Know Thy Self: A Better Way For Restoring Character

“Who Are You?”

In recovery, when you introduce yourself you add a label — alcoholic, addict, or something similar. But that label describes what you became, not who you are.

So I ask again: Who are you?

Most people go through life reacting to situations without ever understanding the personality that is doing the reacting. Understanding yourself is one of the first principles behind The Layman’s Way — because the way we are wired influences how we respond to nearly everything in life.

Why do you naturally enjoy some things while others drain you? Why do you thrive in certain environments or relationships, yet struggle in others? Alcohol and drugs certainly played a role, but they were rarely the whole reason.

Questions like these begin to make sense when you start to understand your personality – who you are.

There are four basic personality types. When you learn to recognize them, you begin to understand yourself more clearly, understand others more accurately, and the world around you starts to make a lot more sense.

This series begins with the first step toward a better way in recovery: learning to know yourself.

What are these four personality types, and which one are you?

First, it’s important to understand that one type is not better than another. Each person carries all four types in different degrees—usually one dominant and the others present in lesser amounts. The same is true for everyone you know, addict or not.

You didn’t intentionally develop these traits, and you didn’t choose one over another. Yet they quietly shape how you understand the world around you and the people in it—often without you ever realizing it. Alcohol and drugs didn’t create your personality; they simply distorted it.

Most people have never been shown how to recognize their own personality pattern, much less learn how to live with it wisely in sobriety.

Let me give you an example. Some years ago I took a sales job where the environment was tightly managed and very structured. I had to be in the office by 7 a.m., report my daily plan to my manager, explain how many appointments I had scheduled, how many calls I needed to make, and then return to the office before 5 p.m. to report the results of the day.
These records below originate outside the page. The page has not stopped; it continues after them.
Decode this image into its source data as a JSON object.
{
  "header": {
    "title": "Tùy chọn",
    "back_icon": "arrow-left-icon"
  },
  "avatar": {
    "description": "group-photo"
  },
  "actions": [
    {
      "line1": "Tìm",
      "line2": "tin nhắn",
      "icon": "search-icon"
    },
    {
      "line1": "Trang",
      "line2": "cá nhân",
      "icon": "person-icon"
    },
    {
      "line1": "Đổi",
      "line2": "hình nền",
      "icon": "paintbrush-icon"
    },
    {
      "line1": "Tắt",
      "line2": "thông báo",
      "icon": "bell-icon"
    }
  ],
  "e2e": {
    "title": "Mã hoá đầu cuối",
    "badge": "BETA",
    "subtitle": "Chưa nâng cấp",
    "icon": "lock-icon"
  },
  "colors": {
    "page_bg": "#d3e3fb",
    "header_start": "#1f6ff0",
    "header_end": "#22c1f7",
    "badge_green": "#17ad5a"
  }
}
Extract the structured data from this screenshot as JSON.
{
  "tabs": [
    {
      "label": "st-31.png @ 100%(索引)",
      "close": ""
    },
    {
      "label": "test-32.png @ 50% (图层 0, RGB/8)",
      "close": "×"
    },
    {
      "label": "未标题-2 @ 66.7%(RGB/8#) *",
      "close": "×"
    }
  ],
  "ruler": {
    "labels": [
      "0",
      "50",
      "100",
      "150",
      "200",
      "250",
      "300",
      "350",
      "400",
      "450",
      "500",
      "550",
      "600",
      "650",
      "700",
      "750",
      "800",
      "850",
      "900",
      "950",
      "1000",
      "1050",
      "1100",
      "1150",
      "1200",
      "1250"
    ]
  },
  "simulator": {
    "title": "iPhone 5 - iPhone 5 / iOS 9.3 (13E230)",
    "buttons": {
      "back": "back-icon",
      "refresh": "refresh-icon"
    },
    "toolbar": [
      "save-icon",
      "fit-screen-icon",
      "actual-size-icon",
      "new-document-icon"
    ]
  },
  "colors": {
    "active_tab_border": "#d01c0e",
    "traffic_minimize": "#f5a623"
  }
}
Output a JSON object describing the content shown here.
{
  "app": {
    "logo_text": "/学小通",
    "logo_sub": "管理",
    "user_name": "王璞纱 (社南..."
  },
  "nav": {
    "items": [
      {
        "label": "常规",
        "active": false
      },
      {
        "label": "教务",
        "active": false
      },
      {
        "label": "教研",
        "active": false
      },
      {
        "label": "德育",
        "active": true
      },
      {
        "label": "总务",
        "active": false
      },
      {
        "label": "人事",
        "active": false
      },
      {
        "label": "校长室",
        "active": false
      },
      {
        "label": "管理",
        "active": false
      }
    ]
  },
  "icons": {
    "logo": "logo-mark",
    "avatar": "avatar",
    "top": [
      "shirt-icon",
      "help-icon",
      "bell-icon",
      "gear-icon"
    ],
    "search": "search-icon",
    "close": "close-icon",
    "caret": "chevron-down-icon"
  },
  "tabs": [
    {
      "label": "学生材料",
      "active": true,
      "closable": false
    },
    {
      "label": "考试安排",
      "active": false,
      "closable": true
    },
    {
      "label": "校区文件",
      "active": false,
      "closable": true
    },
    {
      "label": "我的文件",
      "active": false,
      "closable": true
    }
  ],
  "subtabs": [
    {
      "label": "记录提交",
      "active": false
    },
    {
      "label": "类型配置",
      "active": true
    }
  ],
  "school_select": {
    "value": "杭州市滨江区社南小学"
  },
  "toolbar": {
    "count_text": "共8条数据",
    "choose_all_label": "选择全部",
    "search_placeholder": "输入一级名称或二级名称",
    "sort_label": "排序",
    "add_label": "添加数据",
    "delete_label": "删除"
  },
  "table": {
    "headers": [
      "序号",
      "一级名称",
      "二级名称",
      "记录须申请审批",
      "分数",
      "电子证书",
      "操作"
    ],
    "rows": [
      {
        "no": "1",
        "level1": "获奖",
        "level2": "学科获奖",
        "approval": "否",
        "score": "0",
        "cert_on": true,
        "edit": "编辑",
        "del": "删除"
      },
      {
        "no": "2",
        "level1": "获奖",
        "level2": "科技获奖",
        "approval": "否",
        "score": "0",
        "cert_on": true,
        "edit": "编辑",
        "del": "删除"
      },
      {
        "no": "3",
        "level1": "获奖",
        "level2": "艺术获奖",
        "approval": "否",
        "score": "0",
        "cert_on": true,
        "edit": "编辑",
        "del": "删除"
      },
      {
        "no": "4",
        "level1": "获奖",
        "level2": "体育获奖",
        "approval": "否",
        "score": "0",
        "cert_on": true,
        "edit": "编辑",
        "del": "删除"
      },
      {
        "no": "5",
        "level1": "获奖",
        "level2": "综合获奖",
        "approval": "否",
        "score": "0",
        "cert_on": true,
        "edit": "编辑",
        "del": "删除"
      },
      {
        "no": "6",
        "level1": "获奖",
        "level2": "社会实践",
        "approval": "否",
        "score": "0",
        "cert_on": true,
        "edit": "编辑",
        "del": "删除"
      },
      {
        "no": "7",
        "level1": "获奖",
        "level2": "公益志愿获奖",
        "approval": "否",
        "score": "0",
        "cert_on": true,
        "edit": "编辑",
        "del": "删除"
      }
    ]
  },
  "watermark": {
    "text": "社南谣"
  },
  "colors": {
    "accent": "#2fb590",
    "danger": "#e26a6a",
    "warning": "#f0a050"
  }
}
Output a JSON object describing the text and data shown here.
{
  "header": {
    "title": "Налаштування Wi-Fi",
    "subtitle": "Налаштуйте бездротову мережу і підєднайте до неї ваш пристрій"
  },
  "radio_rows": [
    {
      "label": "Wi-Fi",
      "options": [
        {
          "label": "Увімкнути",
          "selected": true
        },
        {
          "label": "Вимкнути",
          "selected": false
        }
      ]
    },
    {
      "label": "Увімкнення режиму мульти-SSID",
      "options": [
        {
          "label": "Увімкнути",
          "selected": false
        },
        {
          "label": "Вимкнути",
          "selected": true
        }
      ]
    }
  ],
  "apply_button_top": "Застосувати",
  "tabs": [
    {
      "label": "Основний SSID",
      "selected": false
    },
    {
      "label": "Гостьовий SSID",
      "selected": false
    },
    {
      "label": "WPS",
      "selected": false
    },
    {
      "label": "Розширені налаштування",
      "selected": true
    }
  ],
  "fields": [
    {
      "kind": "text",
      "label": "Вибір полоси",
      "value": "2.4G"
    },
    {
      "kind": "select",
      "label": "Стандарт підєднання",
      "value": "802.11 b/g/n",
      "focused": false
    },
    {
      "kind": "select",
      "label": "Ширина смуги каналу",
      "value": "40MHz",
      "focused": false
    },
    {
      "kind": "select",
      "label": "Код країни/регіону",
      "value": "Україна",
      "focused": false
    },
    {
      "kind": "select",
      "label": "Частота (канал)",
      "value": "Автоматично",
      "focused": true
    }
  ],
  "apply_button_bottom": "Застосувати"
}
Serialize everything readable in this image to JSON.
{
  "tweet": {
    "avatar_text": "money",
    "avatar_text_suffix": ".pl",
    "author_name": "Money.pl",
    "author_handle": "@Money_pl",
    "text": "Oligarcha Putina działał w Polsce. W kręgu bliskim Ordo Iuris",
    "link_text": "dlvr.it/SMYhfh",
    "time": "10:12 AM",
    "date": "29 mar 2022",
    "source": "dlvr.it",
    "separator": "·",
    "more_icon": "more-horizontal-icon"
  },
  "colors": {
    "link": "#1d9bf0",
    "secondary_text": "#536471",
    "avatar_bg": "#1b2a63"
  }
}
At first I was fine with it, but after a while I began to feel constrained—watched over and suffocated by the structure and I did use alcohol as an escape. What surprised me was that others in the office seemed to function best with that same structure. They struggled when it wasn’t there and didn’t need an escape.

Eventually I left and went to work for another company where I could work from home and manage my own schedule. In that environment I thrived, while others who had done well in the structured office environment struggled without the direction they were used to.

That experience helped me realize something important: people don’t all thrive under the same conditions, because we are not wired the same way. Personality types help explain why people respond so differently to the same environment.

The Four Personality Orientations

Human behavior tends to fall into four basic patterns. They can be easily remembered with the acronym S.T.A.R., which stands for Structured, Technical, Action, and Relationship.

Each represents a different orientation—a natural way a person tends to view the world, approach problems, and relate to others. While every person is unique, most people tend to lean toward one of these orientations more strongly than the others.

Here is a short description of each:

Structured – values order, planning, and clear expectations.
Technical – focuses on accuracy, logic, and understanding how things work.
Action – energized by movement, results, and getting things done quickly.
Relationship – focuses on people, harmony, and maintaining connections.

As you read those descriptions, you may already feel yourself leaning toward one of them. Most people do. One orientation usually feels more natural than the others—the way you instinctively approach problems, organize your work, or interact with people. The other three are still present, but in smaller degrees.

Recognizing your dominant orientation is often the first step toward understanding why certain environments energize you while others drain you, and why some people seem easy to work with while others constantly create friction.

The better we understand ourselves, the better we understand others—and the wiser we become in how we live and work with the people around us. Understanding personality types doesn’t put people into boxes. Instead, it helps explain why we experience the same situations so differently.

What energizes one person may frustrate another. The environment where one person thrives may cause another to struggle. When we begin to understand these differences, we also begin to understand ourselves—and others—more clearly just the way God intended it.

That understanding is the first step toward better communication, better relationships, and wiser decisions as we learn to live soberly.

In the next part of this series, we will begin looking more closely at how these personality orientations show up in everyday life—and how learning to recognize them can change the way you understand both yourself and the people around you. Learning to recognize these patterns is one small but important step in The Layman’s Way — learning to live wisely by understanding how we and others are made.

So before moving on, take a moment to reflect:

As you think about these four orientations, which one feels most natural to you?